Our next Salon will focus on Polyvocal Perspectives in Archives.

Date: Thursday, 7th of April, 2022
Time: 15:00 – 17:00 CET
Add it to your agenda: calendar invite

This will be a hybrid event:
Physical Location: 0.16, BG1, Turfdraagsterpad 9, 1012 XT Amsterdam
Virtual Locationzoom link
If you intend to be there in person (which would be lovely),
Please let us know by filling in this form

Language: English
ChairJulia Noordegraaf, Professor of Digital Heritage, Director of ACHI and CREATE, UvA

Post the salon, we will hop over to Kapitein Zeppos to continue conversations over drinks!
We look forward to seeing you!

Enslaved in the City: The Spatial Configuration of Paramaribo’s Population (1846)
Thunnis van Oort | Postdoctoral researcher, Radboud University

Thunnis van Oort will present an ongoing historical GIS project, which aims to provide a fine-grained infrastructure for plotting spatial data onto the map of Paramaribo, capital of Suriname. A “Paramaribo Time Machine” has the potential to show the social make-up of the city during (and after) the days of slavery. Projecting information of the city register (‘wijkregister’) of 1846 can help us learn more about the elusive lives of the enslaved, who remain underrepresented in historical source materials.

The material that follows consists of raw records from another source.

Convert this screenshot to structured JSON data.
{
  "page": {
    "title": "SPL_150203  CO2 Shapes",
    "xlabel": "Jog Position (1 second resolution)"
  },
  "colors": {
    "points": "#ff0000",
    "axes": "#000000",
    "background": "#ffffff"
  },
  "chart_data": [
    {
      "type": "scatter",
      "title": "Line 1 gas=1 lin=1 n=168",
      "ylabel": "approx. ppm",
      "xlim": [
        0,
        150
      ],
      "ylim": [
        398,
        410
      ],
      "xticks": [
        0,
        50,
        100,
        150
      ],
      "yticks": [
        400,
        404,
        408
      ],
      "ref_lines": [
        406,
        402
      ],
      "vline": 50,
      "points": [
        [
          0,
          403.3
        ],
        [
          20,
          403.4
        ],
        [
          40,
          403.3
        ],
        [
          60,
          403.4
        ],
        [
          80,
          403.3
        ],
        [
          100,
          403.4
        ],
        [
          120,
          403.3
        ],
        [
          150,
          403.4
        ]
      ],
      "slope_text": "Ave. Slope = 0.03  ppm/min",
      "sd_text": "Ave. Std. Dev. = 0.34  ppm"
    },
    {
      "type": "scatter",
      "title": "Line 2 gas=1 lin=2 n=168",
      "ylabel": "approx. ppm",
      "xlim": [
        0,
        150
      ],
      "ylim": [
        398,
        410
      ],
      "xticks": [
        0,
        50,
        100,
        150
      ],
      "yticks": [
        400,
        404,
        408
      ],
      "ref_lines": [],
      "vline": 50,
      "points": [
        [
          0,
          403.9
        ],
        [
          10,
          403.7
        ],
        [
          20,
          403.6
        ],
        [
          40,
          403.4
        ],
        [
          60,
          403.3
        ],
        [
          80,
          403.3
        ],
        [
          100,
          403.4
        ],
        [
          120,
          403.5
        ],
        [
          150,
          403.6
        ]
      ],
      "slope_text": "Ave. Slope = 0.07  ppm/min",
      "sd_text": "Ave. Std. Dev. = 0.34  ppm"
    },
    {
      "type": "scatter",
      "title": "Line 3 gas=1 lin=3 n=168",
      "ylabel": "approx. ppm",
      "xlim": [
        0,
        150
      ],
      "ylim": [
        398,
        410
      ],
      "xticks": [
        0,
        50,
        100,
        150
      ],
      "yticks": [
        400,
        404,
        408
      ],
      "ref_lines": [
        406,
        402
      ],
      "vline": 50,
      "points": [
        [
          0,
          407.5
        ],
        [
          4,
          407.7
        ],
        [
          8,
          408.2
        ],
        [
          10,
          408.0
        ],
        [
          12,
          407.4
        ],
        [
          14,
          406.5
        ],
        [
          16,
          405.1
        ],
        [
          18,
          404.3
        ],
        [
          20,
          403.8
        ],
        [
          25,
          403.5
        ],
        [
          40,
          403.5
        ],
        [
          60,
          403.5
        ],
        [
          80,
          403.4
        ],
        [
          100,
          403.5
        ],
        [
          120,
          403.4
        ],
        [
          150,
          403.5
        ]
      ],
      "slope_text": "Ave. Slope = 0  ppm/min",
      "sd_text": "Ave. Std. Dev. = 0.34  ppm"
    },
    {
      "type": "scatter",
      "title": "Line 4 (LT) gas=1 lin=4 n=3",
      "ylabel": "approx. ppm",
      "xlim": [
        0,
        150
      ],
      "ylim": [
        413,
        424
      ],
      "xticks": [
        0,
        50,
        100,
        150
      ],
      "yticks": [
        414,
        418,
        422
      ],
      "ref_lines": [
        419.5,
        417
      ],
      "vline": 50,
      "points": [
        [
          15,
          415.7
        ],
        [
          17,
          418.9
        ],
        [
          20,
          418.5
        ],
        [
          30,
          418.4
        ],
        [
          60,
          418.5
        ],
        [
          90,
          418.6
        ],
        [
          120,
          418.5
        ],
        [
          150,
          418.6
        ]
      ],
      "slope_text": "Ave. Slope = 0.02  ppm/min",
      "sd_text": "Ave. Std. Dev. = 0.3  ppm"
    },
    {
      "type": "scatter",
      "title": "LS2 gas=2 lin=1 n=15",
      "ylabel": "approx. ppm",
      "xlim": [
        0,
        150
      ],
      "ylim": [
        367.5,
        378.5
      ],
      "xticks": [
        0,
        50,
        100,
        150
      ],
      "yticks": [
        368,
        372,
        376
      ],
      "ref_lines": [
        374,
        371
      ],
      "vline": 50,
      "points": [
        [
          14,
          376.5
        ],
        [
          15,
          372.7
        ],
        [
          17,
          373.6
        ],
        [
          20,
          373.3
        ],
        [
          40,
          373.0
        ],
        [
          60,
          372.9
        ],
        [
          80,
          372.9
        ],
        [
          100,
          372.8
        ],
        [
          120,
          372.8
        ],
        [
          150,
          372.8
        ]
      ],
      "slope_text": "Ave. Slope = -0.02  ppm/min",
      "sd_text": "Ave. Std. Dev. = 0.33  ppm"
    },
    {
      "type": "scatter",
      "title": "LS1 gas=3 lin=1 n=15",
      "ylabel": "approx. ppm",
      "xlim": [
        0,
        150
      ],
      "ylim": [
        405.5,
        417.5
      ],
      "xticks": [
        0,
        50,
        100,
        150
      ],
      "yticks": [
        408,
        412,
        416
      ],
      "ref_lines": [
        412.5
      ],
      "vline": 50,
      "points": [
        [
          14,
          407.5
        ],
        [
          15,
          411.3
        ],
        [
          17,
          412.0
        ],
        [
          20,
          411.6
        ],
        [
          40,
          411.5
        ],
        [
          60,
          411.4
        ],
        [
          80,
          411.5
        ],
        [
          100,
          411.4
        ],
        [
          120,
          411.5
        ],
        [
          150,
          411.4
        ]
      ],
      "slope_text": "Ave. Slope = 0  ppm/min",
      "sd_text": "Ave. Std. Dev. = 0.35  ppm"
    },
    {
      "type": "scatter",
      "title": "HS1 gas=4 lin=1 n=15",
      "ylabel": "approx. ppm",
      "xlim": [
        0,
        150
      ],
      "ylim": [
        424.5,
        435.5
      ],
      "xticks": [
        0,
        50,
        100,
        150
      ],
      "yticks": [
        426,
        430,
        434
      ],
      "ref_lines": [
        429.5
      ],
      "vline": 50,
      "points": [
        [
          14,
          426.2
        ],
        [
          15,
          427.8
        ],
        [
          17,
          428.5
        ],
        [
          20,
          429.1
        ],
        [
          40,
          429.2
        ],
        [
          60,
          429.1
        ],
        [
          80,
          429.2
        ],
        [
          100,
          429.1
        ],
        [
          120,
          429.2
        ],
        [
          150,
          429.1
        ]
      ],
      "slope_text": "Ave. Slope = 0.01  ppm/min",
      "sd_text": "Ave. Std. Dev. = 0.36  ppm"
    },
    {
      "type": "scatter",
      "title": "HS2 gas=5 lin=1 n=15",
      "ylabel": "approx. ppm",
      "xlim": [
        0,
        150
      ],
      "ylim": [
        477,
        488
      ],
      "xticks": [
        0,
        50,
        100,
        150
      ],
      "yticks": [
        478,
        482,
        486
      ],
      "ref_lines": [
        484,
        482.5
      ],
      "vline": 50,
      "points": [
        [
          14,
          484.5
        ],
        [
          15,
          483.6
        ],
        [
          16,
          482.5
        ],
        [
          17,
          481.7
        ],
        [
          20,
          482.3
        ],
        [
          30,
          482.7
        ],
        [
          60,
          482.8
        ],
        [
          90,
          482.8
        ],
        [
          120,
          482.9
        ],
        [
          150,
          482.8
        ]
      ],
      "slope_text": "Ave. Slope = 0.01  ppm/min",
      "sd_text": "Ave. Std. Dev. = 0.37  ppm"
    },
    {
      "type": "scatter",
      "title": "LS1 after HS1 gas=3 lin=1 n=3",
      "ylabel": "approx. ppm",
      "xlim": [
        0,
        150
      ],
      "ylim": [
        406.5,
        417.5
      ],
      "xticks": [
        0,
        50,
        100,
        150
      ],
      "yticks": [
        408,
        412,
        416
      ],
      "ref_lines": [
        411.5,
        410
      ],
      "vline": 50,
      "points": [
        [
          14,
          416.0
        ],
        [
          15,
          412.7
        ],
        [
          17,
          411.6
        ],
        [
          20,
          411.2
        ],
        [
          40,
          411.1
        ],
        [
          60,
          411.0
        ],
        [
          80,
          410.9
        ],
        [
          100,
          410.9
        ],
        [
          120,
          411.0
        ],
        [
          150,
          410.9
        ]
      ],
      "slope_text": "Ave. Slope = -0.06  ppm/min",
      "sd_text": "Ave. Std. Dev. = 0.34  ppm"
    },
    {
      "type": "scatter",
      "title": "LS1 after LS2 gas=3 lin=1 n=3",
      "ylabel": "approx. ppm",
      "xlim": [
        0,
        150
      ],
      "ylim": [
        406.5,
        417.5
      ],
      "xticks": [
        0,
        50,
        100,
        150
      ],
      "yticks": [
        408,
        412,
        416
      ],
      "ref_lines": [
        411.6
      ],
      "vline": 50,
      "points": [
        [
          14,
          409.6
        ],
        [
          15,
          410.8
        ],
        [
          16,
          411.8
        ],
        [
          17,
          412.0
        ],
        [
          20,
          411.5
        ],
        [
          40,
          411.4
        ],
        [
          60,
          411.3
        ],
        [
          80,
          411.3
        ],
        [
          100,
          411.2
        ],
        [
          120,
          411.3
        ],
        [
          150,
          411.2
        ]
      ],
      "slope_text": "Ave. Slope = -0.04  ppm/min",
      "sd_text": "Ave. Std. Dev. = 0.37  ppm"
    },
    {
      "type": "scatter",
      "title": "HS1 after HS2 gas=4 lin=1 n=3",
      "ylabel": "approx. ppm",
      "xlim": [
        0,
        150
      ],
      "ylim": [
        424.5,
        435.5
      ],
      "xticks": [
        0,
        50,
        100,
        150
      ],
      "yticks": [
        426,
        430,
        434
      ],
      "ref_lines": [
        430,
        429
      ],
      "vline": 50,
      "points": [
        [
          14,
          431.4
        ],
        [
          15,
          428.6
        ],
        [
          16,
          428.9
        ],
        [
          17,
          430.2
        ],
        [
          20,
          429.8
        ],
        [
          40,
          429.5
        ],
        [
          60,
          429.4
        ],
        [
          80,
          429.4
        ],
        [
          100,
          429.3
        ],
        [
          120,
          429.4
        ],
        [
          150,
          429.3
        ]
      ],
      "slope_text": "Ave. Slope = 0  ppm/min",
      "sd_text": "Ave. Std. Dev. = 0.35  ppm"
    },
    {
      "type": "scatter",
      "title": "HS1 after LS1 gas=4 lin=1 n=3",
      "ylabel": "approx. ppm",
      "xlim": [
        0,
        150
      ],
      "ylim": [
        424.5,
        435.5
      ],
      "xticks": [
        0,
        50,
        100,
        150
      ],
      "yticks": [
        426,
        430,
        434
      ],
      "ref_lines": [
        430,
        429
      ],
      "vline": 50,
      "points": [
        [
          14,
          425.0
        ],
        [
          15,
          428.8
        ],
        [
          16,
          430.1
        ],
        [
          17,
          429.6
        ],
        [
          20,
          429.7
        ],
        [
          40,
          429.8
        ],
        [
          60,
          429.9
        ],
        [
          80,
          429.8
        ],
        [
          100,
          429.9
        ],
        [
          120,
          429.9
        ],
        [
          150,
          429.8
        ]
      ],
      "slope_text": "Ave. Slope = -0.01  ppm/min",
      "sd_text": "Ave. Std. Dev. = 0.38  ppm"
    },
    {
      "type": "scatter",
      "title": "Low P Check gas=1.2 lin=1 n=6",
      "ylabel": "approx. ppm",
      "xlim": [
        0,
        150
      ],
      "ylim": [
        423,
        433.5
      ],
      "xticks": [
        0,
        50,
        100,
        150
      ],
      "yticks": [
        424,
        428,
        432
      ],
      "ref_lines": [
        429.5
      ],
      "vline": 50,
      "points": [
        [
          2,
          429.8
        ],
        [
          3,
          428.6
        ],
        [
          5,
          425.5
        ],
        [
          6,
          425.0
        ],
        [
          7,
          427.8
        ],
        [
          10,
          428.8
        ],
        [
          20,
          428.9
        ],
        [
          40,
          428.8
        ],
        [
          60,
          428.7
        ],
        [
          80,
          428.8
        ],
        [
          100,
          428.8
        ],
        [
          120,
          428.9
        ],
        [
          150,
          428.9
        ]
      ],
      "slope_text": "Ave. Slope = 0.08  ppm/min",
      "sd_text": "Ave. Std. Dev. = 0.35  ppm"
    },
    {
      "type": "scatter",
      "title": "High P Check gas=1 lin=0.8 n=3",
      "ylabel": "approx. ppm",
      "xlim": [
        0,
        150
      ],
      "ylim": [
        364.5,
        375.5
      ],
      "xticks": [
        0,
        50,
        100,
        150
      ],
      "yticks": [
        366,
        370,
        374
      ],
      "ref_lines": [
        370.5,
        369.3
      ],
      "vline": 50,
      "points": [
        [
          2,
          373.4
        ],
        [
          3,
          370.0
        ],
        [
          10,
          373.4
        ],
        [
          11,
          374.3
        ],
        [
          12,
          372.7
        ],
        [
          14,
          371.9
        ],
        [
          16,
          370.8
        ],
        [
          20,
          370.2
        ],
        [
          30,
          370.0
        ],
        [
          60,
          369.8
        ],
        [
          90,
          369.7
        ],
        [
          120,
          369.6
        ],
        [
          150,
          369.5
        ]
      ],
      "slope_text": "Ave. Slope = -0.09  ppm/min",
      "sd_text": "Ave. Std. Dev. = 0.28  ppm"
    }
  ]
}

This project is part of the project Legacies of Bondage aimed at creating a database of the historical populations of Suriname and Curacao.

Graph Mining on Historical Past to Digitally Trace Colonial Objects in Museum
Sarah Shoilee | PhD Researcher at User-Centric Data Science Group, Vrije Universiteit (VU)
Victor de Boer | Assistant Professor, VU and Senior Research Fellow, Netherlands Institute for Sound and Vision 
 
Growing contestation over what to do with colonial heritage held in museums reveals polarised positions, ranging from scholars, activists and community members championing the return of objects to correct historical wrongs, to those who contend that museums should retain objects in light of their (universal) cultural and scientific value; Pressing Matter responds to this growing contestation. This project aims to develop a new theoretical model of value and ownership along with new forms of return that address but move beyond current approaches to heritage restitution. Within the project, one of the lines of research investigates the digital trace of Dutch colonial objects in the historical past through Knowledge Graph mining. 
 
In this talk, Sarah and Victor will share their proposed approach to digitally trace colonial objects through the historical past and the potential challenges in their work. 

SociAl BIas Observatory 
Valentin Vogelmann | Researcher, KNAW DHLab

With over 800,000 objects, mapping out the landscape of biases in the metadata of the digital collection of the National Museum of World Cultures (NMvW) is a daunting task which calls for the aid of automation. At the same time, bias is a complex, inherently societal issue and research into it is to be considered as a social act and to be conducted in open discussion with stakeholders.

In response to this dilemma, the CulturalAI lab has been developing the SociAl BIas Observatory (SABIO), a research tool and initial investigation into how algorithms can create an environment (an ‘observatory’) that enables users to effectively find biases on their own terms. To this end, the core of SABIO is a suite of algorithms, AI and non-AI based, which score objects along dimension that correlate with bias (but are not bias themselves). Offering a multitude of scores is aimed at allowing the users to enter into different perspectives, some humanly unattainable, while the individual scoring algorithms retain their transparency. 

A work in progress, Valentin will share learnings that lead to this particular conception of a bias identification tool and showcase some of SABIO’s functionality.